I’m going to ignore that auctioning this book off makes no goddamn sense because I am all for an Eichorst/Abraham shade battle, and that’s exactly what we get when the two of them show up at Creem’s.
“Does it hurt at all to be bound by loyalty to one so obviously unimpressed by you?,” Abraham asks of Eichorst after pointing out Bolivar was chosen.
The bidding starts, but the numbers get a little too high for Creem so he proposes the winner pays one dollar more than the person with the lowest limit. Eichorst wins because Palmer has more money in his Swiss account than Quinlan.
However, before Creem can present Eichorst with the book, Palmer removes Eichorst’s access to the funds, so it goes to Abraham. Eichorst tries to take it anyway, but he’s outnumbered and outgunned.
Eichorst warns Abraham (A23O385) to relish this victory because it won’t last long.
On the ride home, AT NIGHT, Abraham admits to Fet he has no intention of giving the book to the Ancients. That’s cool cause Eichorst had no intention of letting their happy asses have the book. The bread truck is broadsided and strigoi, led by Eichorst, attack. Fet and Abraham are trapped in the back of the truck as Eichorst instructs his minions to bring him the book and the professor.
Quinlan and crew arrive – including Angel in his Luchador mask, for reasons – in Escalades and start shooting at the strigoi. Eichorst approaches the bread truck, but he’s stopped by Quinlan, who asks if the Master can see him. Eichorst turns on his Master Vision and Quinlan tells him he was wise, but cowardly, in not showing up.
The Master don’t show up for SHIT, Quinlan.
Eichorst runs, Quinlan follows, but Eichorst gets away. Gus enters the truck looking for Abraham, but finds a bomb instead.
The Best Scene Ever in the History of the Entire Series
Eichorst shows up at Palmer’s, pissed that Palmer embarrassed him and cost the Master the Lumen. Palmer and CoCo talk so much shit. They demand respect in exchange for their assistance. Let’s ask the Master what he thinks of that, shall we? Good thing he’s here.
Palmer tells the Master, TO HIS FACE, that they are equals and the Master assures him the terms of their agreement has not changed. And then he kills CoCo and it is GLORIOUS and hilarious.
Once the train is underway, Eph decides to hit up the bar before they run out. While he’s gone, the train encounters strigoi on the track, and by encounters I mean it plows into.
Why is the Master wasting perfectly good minions for these three?

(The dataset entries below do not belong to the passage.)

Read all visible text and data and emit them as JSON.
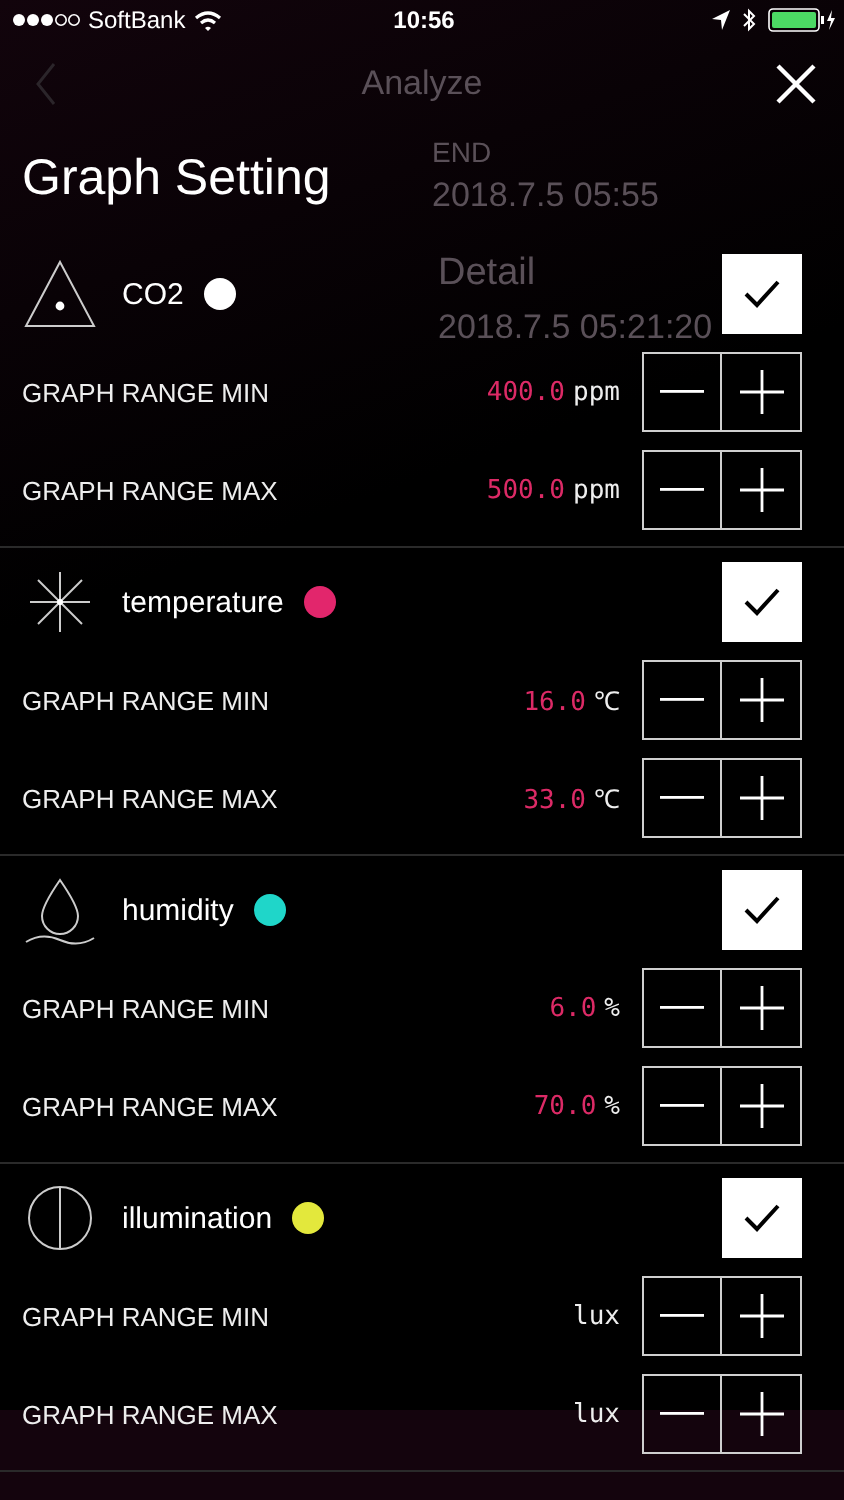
{
  "status_bar": {
    "carrier": "SoftBank",
    "time": "10:56"
  },
  "background": {
    "title": "Analyze",
    "end_label": "END",
    "end_value": "2018.7.5 05:55",
    "detail_title": "Detail",
    "detail_time": "2018.7.5 05:21:20"
  },
  "sheet": {
    "title": "Graph Setting"
  },
  "sensors": [
    {
      "name": "CO2",
      "kind": "triangle",
      "color": "#ffffff",
      "checked": true,
      "rows": [
        {
          "label": "GRAPH RANGE MIN",
          "value": "400.0",
          "unit": "ppm"
        },
        {
          "label": "GRAPH RANGE MAX",
          "value": "500.0",
          "unit": "ppm"
        }
      ]
    },
    {
      "name": "temperature",
      "kind": "star",
      "color": "#e2266c",
      "checked": true,
      "rows": [
        {
          "label": "GRAPH RANGE MIN",
          "value": "16.0",
          "unit": "℃"
        },
        {
          "label": "GRAPH RANGE MAX",
          "value": "33.0",
          "unit": "℃"
        }
      ]
    },
    {
      "name": "humidity",
      "kind": "drop",
      "color": "#1fd6c9",
      "checked": true,
      "rows": [
        {
          "label": "GRAPH RANGE MIN",
          "value": "6.0",
          "unit": "%"
        },
        {
          "label": "GRAPH RANGE MAX",
          "value": "70.0",
          "unit": "%"
        }
      ]
    },
    {
      "name": "illumination",
      "kind": "circle",
      "color": "#e3e83c",
      "checked": true,
      "rows": [
        {
          "label": "GRAPH RANGE MIN",
          "unit": "lux"
        },
        {
          "label": "GRAPH RANGE MAX",
          "unit": "lux"
        }
      ]
    }
  ]
}
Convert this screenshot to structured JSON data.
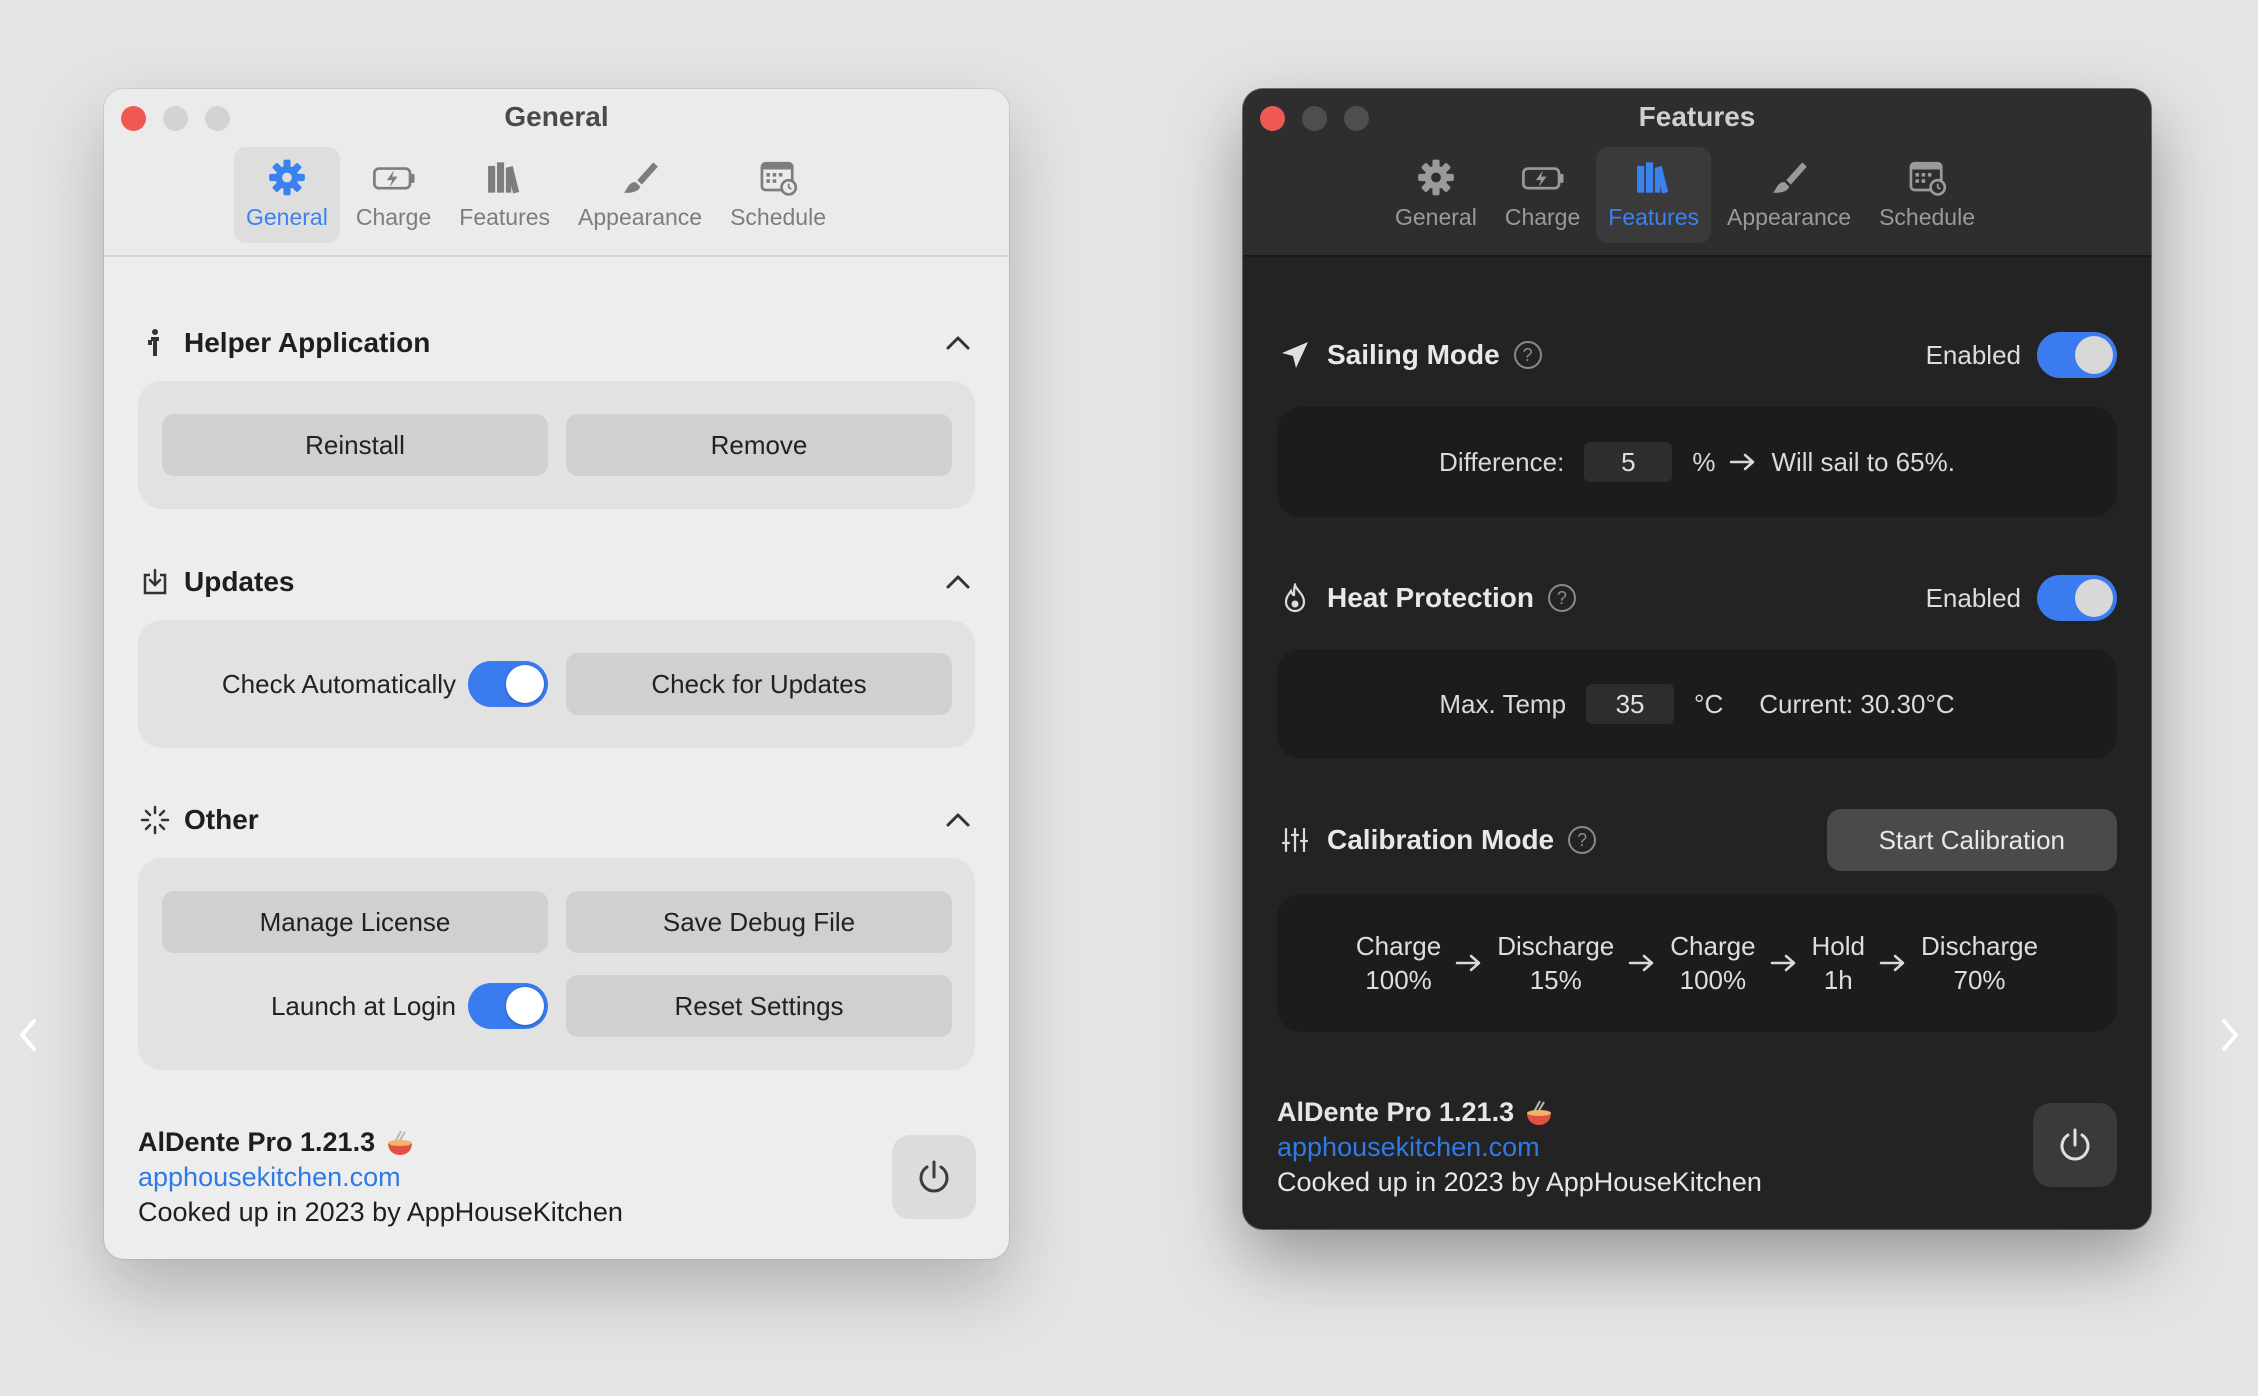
{
  "light_window": {
    "title": "General",
    "tabs": [
      "General",
      "Charge",
      "Features",
      "Appearance",
      "Schedule"
    ],
    "active_tab": "General",
    "sections": {
      "helper": {
        "title": "Helper Application",
        "reinstall": "Reinstall",
        "remove": "Remove"
      },
      "updates": {
        "title": "Updates",
        "check_auto_label": "Check Automatically",
        "check_auto_on": true,
        "check_updates": "Check for Updates"
      },
      "other": {
        "title": "Other",
        "manage_license": "Manage License",
        "save_debug": "Save Debug File",
        "launch_login_label": "Launch at Login",
        "launch_login_on": true,
        "reset_settings": "Reset Settings"
      }
    },
    "footer": {
      "app_name": "AlDente Pro 1.21.3",
      "link": "apphousekitchen.com",
      "credit": "Cooked up in 2023 by AppHouseKitchen"
    }
  },
  "dark_window": {
    "title": "Features",
    "tabs": [
      "General",
      "Charge",
      "Features",
      "Appearance",
      "Schedule"
    ],
    "active_tab": "Features",
    "sailing": {
      "title": "Sailing Mode",
      "help": "?",
      "status": "Enabled",
      "on": true,
      "difference_label": "Difference:",
      "difference_value": "5",
      "unit": "%",
      "result": "Will sail to 65%."
    },
    "heat": {
      "title": "Heat Protection",
      "help": "?",
      "status": "Enabled",
      "on": true,
      "max_label": "Max. Temp",
      "max_value": "35",
      "unit": "°C",
      "current": "Current: 30.30°C"
    },
    "calibration": {
      "title": "Calibration Mode",
      "help": "?",
      "start_button": "Start Calibration",
      "steps": [
        {
          "action": "Charge",
          "value": "100%"
        },
        {
          "action": "Discharge",
          "value": "15%"
        },
        {
          "action": "Charge",
          "value": "100%"
        },
        {
          "action": "Hold",
          "value": "1h"
        },
        {
          "action": "Discharge",
          "value": "70%"
        }
      ]
    },
    "footer": {
      "app_name": "AlDente Pro 1.21.3",
      "link": "apphousekitchen.com",
      "credit": "Cooked up in 2023 by AppHouseKitchen"
    }
  },
  "colors": {
    "accent": "#3a7cf0",
    "link": "#2f7ae5",
    "close": "#ee5a52"
  }
}
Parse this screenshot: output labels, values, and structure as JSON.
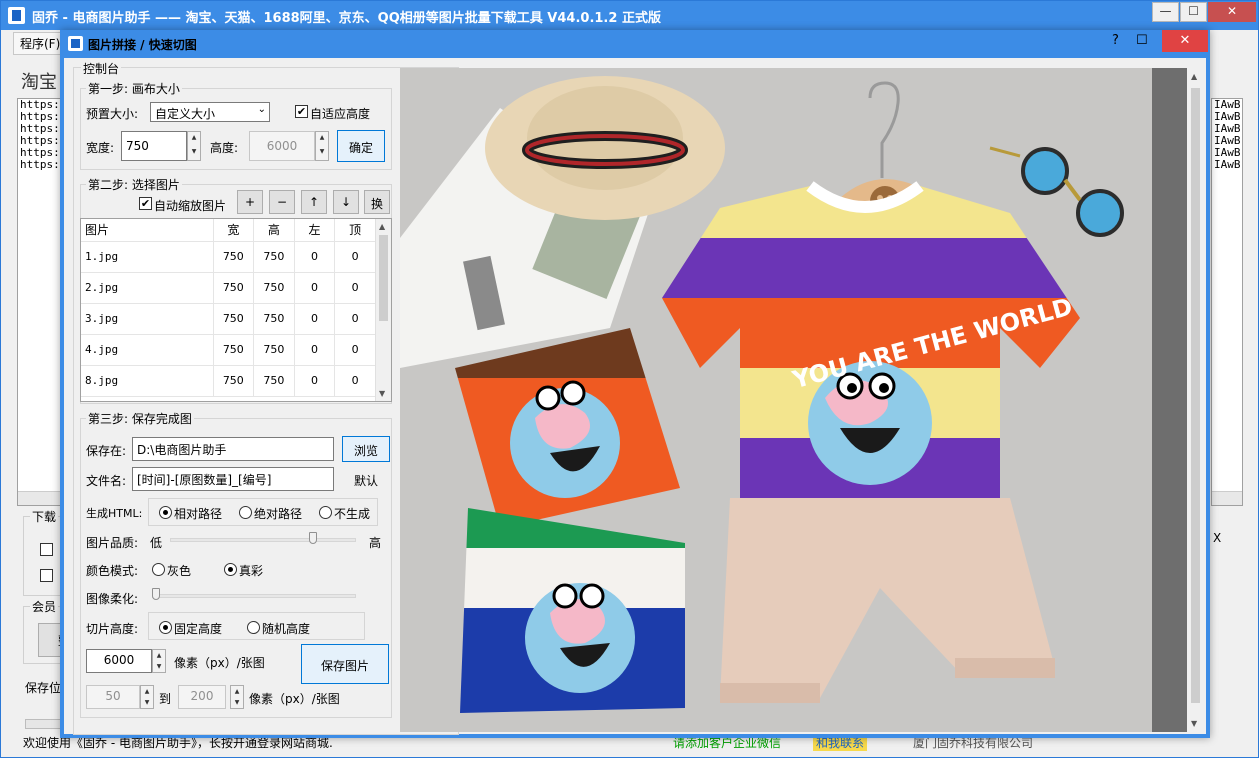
{
  "main_window": {
    "title": "固乔 - 电商图片助手 —— 淘宝、天猫、1688阿里、京东、QQ相册等图片批量下载工具 V44.0.1.2 正式版",
    "menu_program": "程序(F)",
    "taobao_label": "淘宝",
    "url_lines": [
      "https://",
      "https://",
      "https://",
      "https://",
      "https://",
      "https://"
    ],
    "right_lines": [
      "IAwB",
      "IAwB",
      "IAwB",
      "IAwB",
      "IAwB",
      "IAwB"
    ],
    "right_x": "X",
    "download_group_label": "下载",
    "member_group_label": "会员",
    "member_button_label": "整",
    "save_position_label": "保存位",
    "status_welcome": "欢迎使用《固乔 - 电商图片助手》，长按开通登录网站商城.",
    "status_green": "请添加客户企业微信",
    "status_contact": "和我联系",
    "status_company": "厦门固乔科技有限公司",
    "min_symbol": "—",
    "max_symbol": "☐",
    "close_symbol": "✕",
    "colors": {
      "titlebar": "#3c8ce6",
      "close": "#c75050",
      "accent": "#0078d7"
    }
  },
  "dialog": {
    "title": "图片拼接 / 快速切图",
    "help_symbol": "?",
    "max_symbol": "☐",
    "close_symbol": "✕",
    "console_label": "控制台",
    "step1": {
      "label": "第一步: 画布大小",
      "preset_label": "预置大小:",
      "preset_value": "自定义大小",
      "auto_height_label": "自适应高度",
      "auto_height_checked": true,
      "width_label": "宽度:",
      "width_value": "750",
      "height_label": "高度:",
      "height_value": "6000",
      "confirm_button": "确定"
    },
    "step2": {
      "label": "第二步: 选择图片",
      "auto_scale_label": "自动缩放图片",
      "auto_scale_checked": true,
      "buttons": [
        "+",
        "−",
        "↑",
        "↓",
        "换"
      ],
      "columns": [
        "图片",
        "宽",
        "高",
        "左",
        "顶"
      ],
      "rows": [
        [
          "1.jpg",
          "750",
          "750",
          "0",
          "0"
        ],
        [
          "2.jpg",
          "750",
          "750",
          "0",
          "0"
        ],
        [
          "3.jpg",
          "750",
          "750",
          "0",
          "0"
        ],
        [
          "4.jpg",
          "750",
          "750",
          "0",
          "0"
        ],
        [
          "8.jpg",
          "750",
          "750",
          "0",
          "0"
        ]
      ]
    },
    "step3": {
      "label": "第三步: 保存完成图",
      "save_to_label": "保存在:",
      "save_to_value": "D:\\电商图片助手",
      "browse_button": "浏览",
      "filename_label": "文件名:",
      "filename_value": "[时间]-[原图数量]_[编号]",
      "default_link": "默认",
      "html_label": "生成HTML:",
      "html_options": [
        "相对路径",
        "绝对路径",
        "不生成"
      ],
      "html_selected": 0,
      "quality_label": "图片品质:",
      "quality_low": "低",
      "quality_high": "高",
      "quality_level": 0.78,
      "color_mode_label": "颜色模式:",
      "color_options": [
        "灰色",
        "真彩"
      ],
      "color_selected": 1,
      "soften_label": "图像柔化:",
      "soften_level": 0,
      "slice_height_label": "切片高度:",
      "slice_options": [
        "固定高度",
        "随机高度"
      ],
      "slice_selected": 0,
      "fixed_height_value": "6000",
      "unit_label": "像素（px）/张图",
      "save_button": "保存图片",
      "random_min": "50",
      "to_label": "到",
      "random_max": "200",
      "unit_label2": "像素（px）/张图"
    },
    "preview": {
      "kid_shirt_text": "YOU ARE THE WORLD"
    }
  }
}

Chaos ensues and Nora and Zach leave the train. She says Eph will find, but Kelly finds them first. Nora has had just about enough of Kelly’s shit and starts kicking her ass with the sword. She tells Zach to run, but he pauses to watch this ass whupping commence and yells for Nora to stop before she can make the death blow. That distraction costs Nora her life as Kelly wraps her stinger around Nora’s wrist.
Zach yells for Kelly to stop (make up your mind, kid!) and pulls a silver knife. He doesn’t kill her though. He hugs her and cries because New Zach is THE WORST. The Master summons and the two of them leave Nora to die on the tracks. (Podcast note: The cough, Nina. Don’t forget to mention the cough.)
She doesn’t die alone, though. After fighting a few of the Feelers on the train and on the tracks, he finds Nora and she’s infected. They say their goodbyes and then she touches the third rail with her sword and has the most beautiful electrocution death in the history of television. It was like a Pantene commercial.
Fet and Abraham think they’re about to get on their boat with the Lumen, but Gus has other plans. At gunpoint, he demands the book. Abraham been ready to die for that damn book so he’s not impressed. Quinlan arrives with Angel and the group finally realizes they’re ON THE SAME DAMN SIDE and decide to work together.
While they’re sailing off, Eph wanders the New York City streets looking a hot-ass mess, and Palmer has cut out CoCo’s heart. As you do.